Ireland's main opposition leader Enda Kenny has said his Fine Gael party has won a "massive endorsement" to govern after parliamentary elections.

Votes are still being counted but Fine Gael is expected to be the largest party in the Republic's parliament, without having an overall majority, reports the BBC.

The dominant party for generations, Fianna Fail, faces a crushing defeat.

Kenny said he would now work on renegotiating the previous government's 85bn-euro (£72bn) EU/IMF loan package.

The Irish Republic is the first EU member state to have received a financial bail-out to go to the polls.
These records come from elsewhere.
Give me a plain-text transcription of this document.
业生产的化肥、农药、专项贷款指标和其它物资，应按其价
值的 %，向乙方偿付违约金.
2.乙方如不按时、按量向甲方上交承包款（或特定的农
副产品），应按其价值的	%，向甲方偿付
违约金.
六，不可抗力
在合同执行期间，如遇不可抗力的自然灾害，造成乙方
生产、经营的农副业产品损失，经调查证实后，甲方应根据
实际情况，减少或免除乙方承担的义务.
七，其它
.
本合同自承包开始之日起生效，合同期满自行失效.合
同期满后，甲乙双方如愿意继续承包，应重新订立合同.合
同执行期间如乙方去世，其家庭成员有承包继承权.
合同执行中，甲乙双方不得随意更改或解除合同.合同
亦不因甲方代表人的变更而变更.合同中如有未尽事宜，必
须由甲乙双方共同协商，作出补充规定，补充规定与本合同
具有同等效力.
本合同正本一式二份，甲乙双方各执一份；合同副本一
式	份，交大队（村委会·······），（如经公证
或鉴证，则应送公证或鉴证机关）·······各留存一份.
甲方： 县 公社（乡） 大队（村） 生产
Kenny said the "exceptional mandate" he had secured would enable him to put his case to other EU countries for changing the terms of the loan.

"I look for co-operation and support across Europe," he told Irish national broadcaster RTE, adding that he intended to make an immediate start on revisiting the terms of the bail-out in the coming week. Kenny is particularly keen to reduce the 5.8% interest rate imposed on EU loans.
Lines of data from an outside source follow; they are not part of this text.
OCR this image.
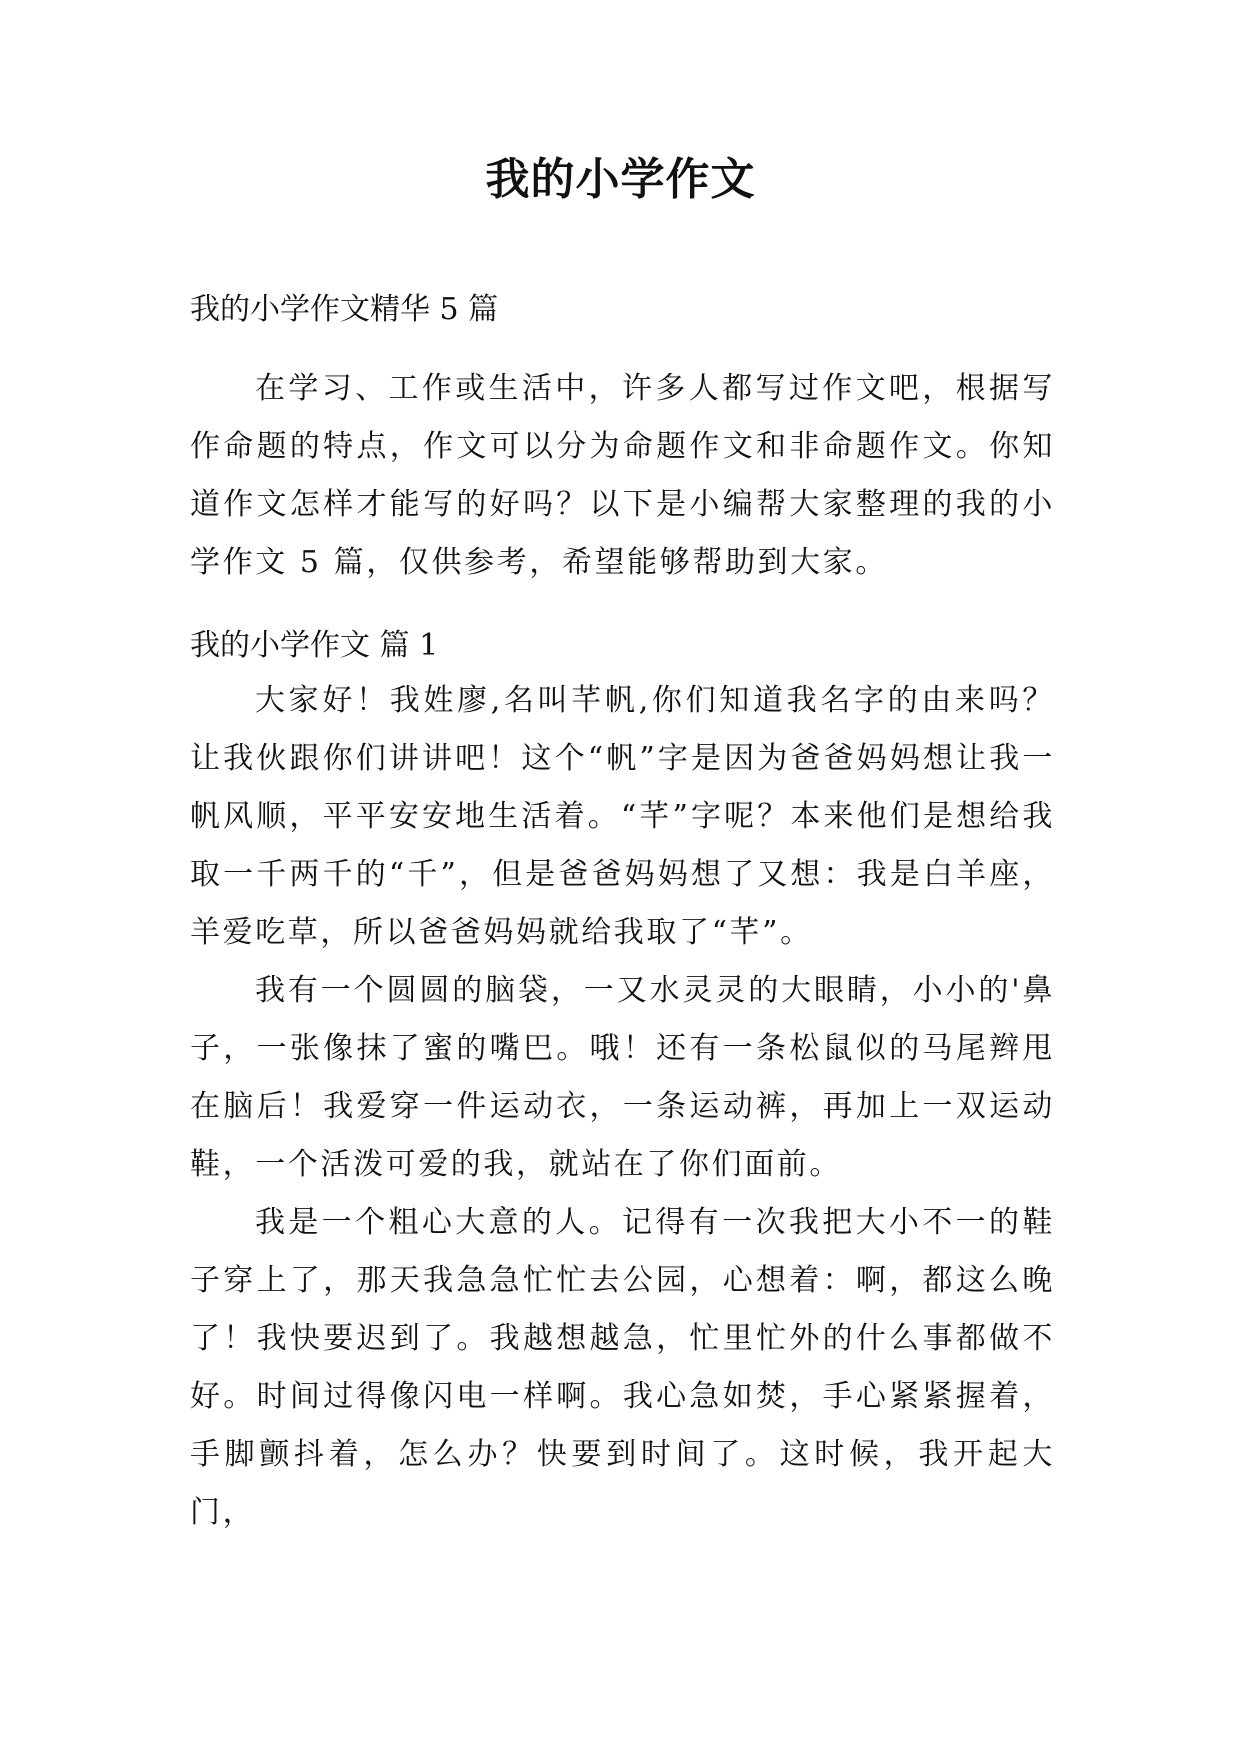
我的小学作文

我的小学作文精华 5 篇

在学习、工作或生活中，许多人都写过作文吧，根据写作命题的特点，作文可以分为命题作文和非命题作文。你知道作文怎样才能写的好吗？以下是小编帮大家整理的我的小学作文 5 篇，仅供参考，希望能够帮助到大家。

我的小学作文 篇 1

大家好！我姓廖,名叫芊帆,你们知道我名字的由来吗？让我伙跟你们讲讲吧！这个“帆”字是因为爸爸妈妈想让我一帆风顺，平平安安地生活着。“芊”字呢？本来他们是想给我取一千两千的“千”，但是爸爸妈妈想了又想：我是白羊座，羊爱吃草，所以爸爸妈妈就给我取了“芊”。

我有一个圆圆的脑袋，一又水灵灵的大眼睛，小小的'鼻子，一张像抹了蜜的嘴巴。哦！还有一条松鼠似的马尾辫甩在脑后！我爱穿一件运动衣，一条运动裤，再加上一双运动鞋，一个活泼可爱的我，就站在了你们面前。

我是一个粗心大意的人。记得有一次我把大小不一的鞋子穿上了，那天我急急忙忙去公园，心想着：啊，都这么晚了！我快要迟到了。我越想越急，忙里忙外的什么事都做不好。时间过得像闪电一样啊。我心急如焚，手心紧紧握着，手脚颤抖着，怎么办？快要到时间了。这时候，我开起大门，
He said European leaders knew of the difficulties that the Irish people had with the loan package and he saw "room to manoeuvre" over the interest rate. He aimed first to speak to the European People's Party grouping of centre-right parties in Helsinki on March 4 before tackling the issue at an EU summit in Brussels a week later.

A lot will be said in the coming days about a fresh start for Ireland and a new beginning.

However, given the dire state of the country's public finances, the new government will have no option but to continue with austerity measures.

The extent of his election success was emphasised by the 17,472 first preference votes he received in his Mayo constituency in the west of Ireland. It was the highest number of first preference votes for any candidate under the Irish system of proportional representation.

RTE said Mr Kenny was now certain to be elected Taoiseach (Prime Minister) when the Dail met on 9 March.

Outgoing Taoiseach, Brian Cowen congratulated Kenny, describing the opposition's vote as "outstanding".

Voters blamed Fianna Fail for the end of the "Celtic Tiger" economic boom. The party is on course to lose more than 50 of the 78 seats it secured in the 2007 election. Former junior coalition partner, the Greens, also fared badly.